Non puoi entrare che con passo lieve nella bottega dei Peruzzo, perché sei come un bimbo che bussa ad una fiaba. Fra le pagine c’è
qualcosa che non torna, però: quel cartello “Solo ritiro”, riprodotto in tanti fogli che tappezzano le pareti esterne ad avvisare i clienti di non consegnare più nulla; poi lo sguardo, triste ma capace di illuminarsi nei ricordi, di papà Angelo e di Stefano, sulla soglia di un addio che è la tipica sconfitta dei tempi in cui viviamo. Sconfitta – ben inteso – incolpevole ed inevitabile, l’ennesima di una contingenza che si sta a poco a poco divorando l’inestimabile patrimonio artigiano.
Il calzolaio di via Astico chiude i battenti e non certo per mancanza di clienti: l’altro ieri ne parlava tutta la vicina Esselunga. Gli scaffali, ad un giorno dalla definitiva serrata, sono ancora pieni di scarpe riportate magicamente in vita da una sapienza frutto dell’esperienza di decenni: un sapere tramandato di padre in figlio che per 43 anni, ogni giorno, ha ripetuto il miracolo del vecchio che ridiventa nuovo.
No, è costretto a dire basta perché strozzato dalle tasse. «Ho deciso poco tempo fa – racconta l’uomo, 45 primavere e due figli di 4 e 8 – Pur lavorando 10 ore al giorno non riesco a conseguire utile: tutto viene mangiato dal fisco. I problemi sono iniziati nel 2011: mi hanno detto di resistere ed ho provato a farlo, dando fondo a tutti i miei risparmi. Ora dovrei accendere un mutuo per pagare le tasse? No, ho una famiglia».
Di fianco a lui c’è Angelo, 84 anni e non sentirli, il precursore che ha iniziato nel 1944, «Sotto i tedeschi!», attaccando i carrarmati alle suole con le “stacchette” di legno che ancora possiede e con macchine che oggi sono un antiquariato industriale di bellezza rara. Nel 1972 ha costruito mattone dopo mattone questa graziosa “tana”, crescendo il figlio Stefano nel segno della passione: «Veniva in bottega già a sei anni, dopo la scuola, ho ancora il suo vecchio, piccolo grembiule».

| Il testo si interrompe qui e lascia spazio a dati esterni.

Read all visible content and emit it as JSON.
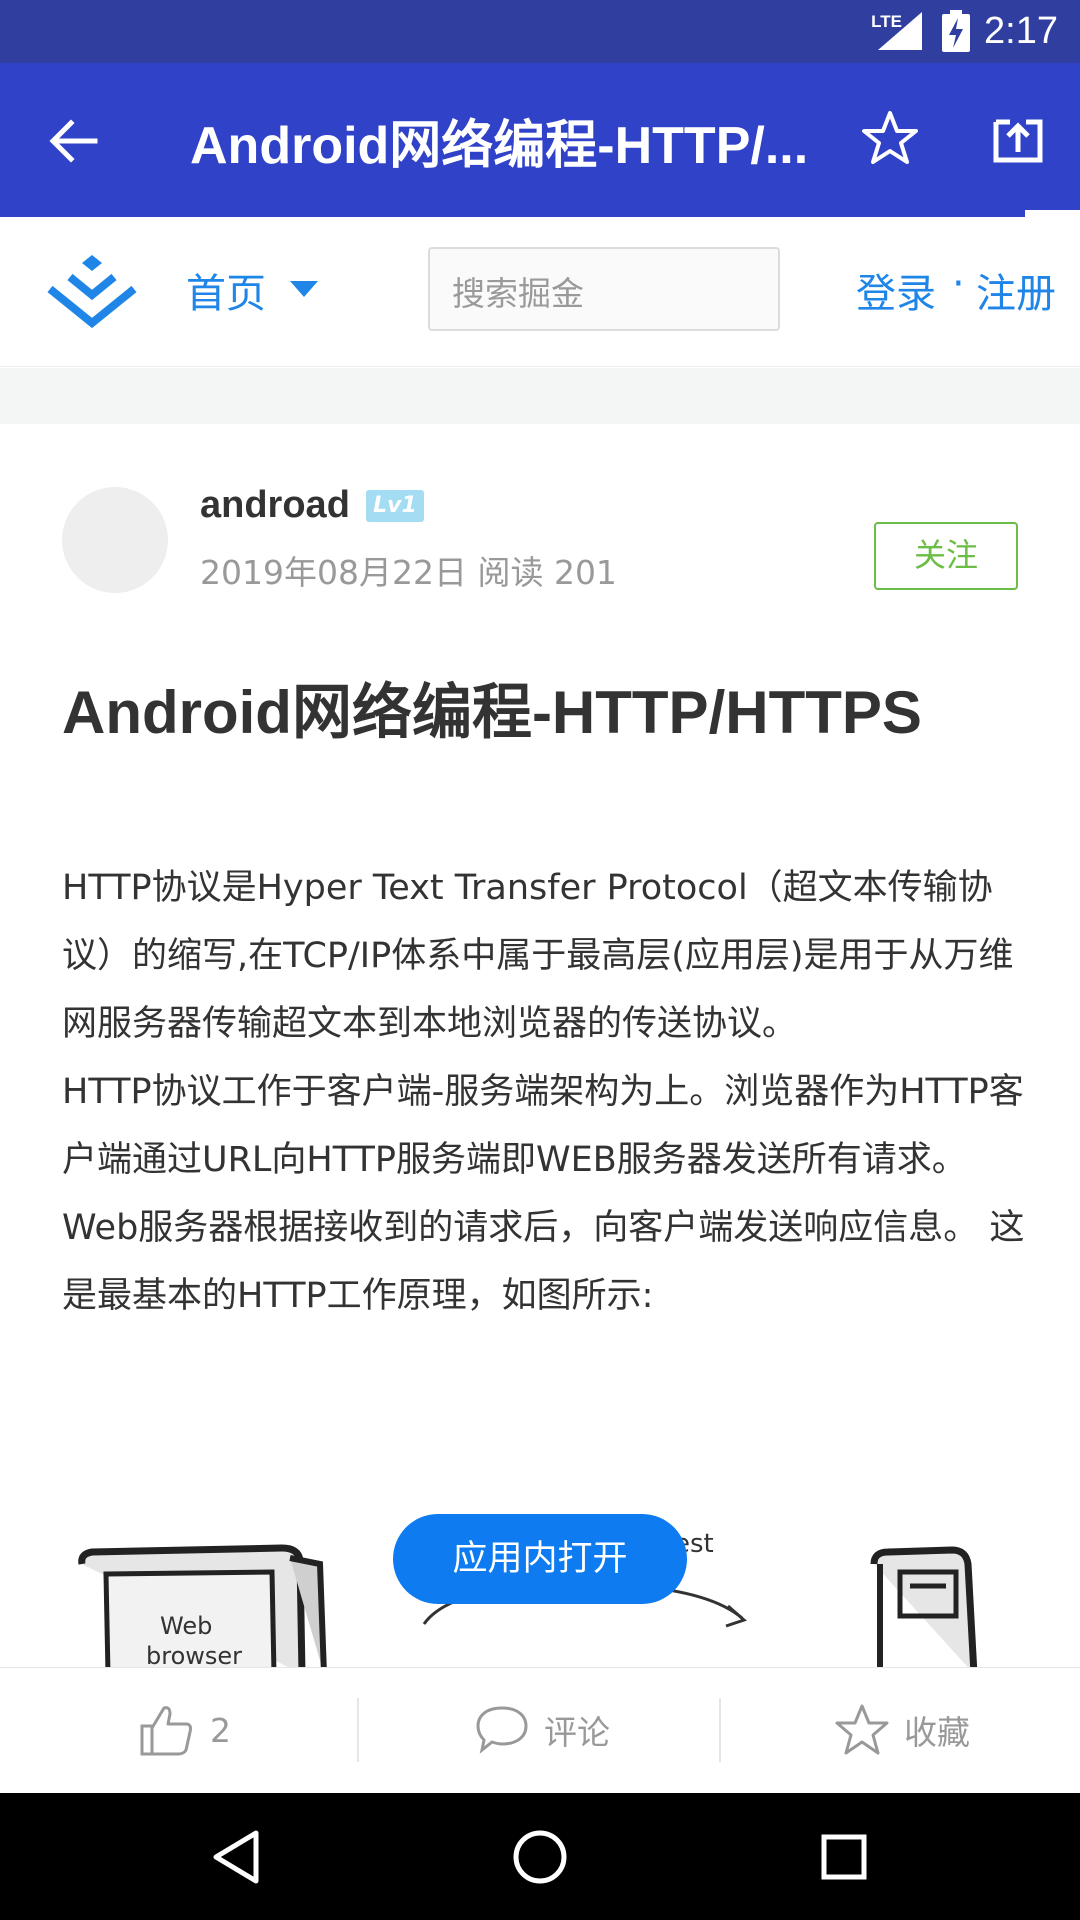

Gli artigiani amano il loro lavoro ed i Peruzzo non fanno eccezione: il rammarico, la cattiveria del destino, sta tutta nell’uccidere questo amore. Stefano si è trovato un nuovo impiego alla Vibram di Albizzate: «Da tempo collaboro esternamente con loro – racconta – Producono gomma per le calzature ed io li aiutavo nelle riparazioni. Qui è venuto anche , campione del mondo di Enduro: si era fratturato il piede in più punti e noi gli abbiamo modificato gli stivali da gara per permettergli di correre. Quando ha vinto ci ha mandato la foto con dedica».
È uno dei tanti ricordi di una vita, appeso al muro, come lo sono i vecchi attrezzi del mestiere o il tariffario del 1976: suolatura donna, 7000 lire. Tutto da oggi non avrà più linfa vitale, ma resterà intonso: «Il negozio rimane – conclude Stefano – non porto via neanche un macchinario. Rimane qui, per noi: tra queste quattro mura c’è la storia di mio padre. E la mia».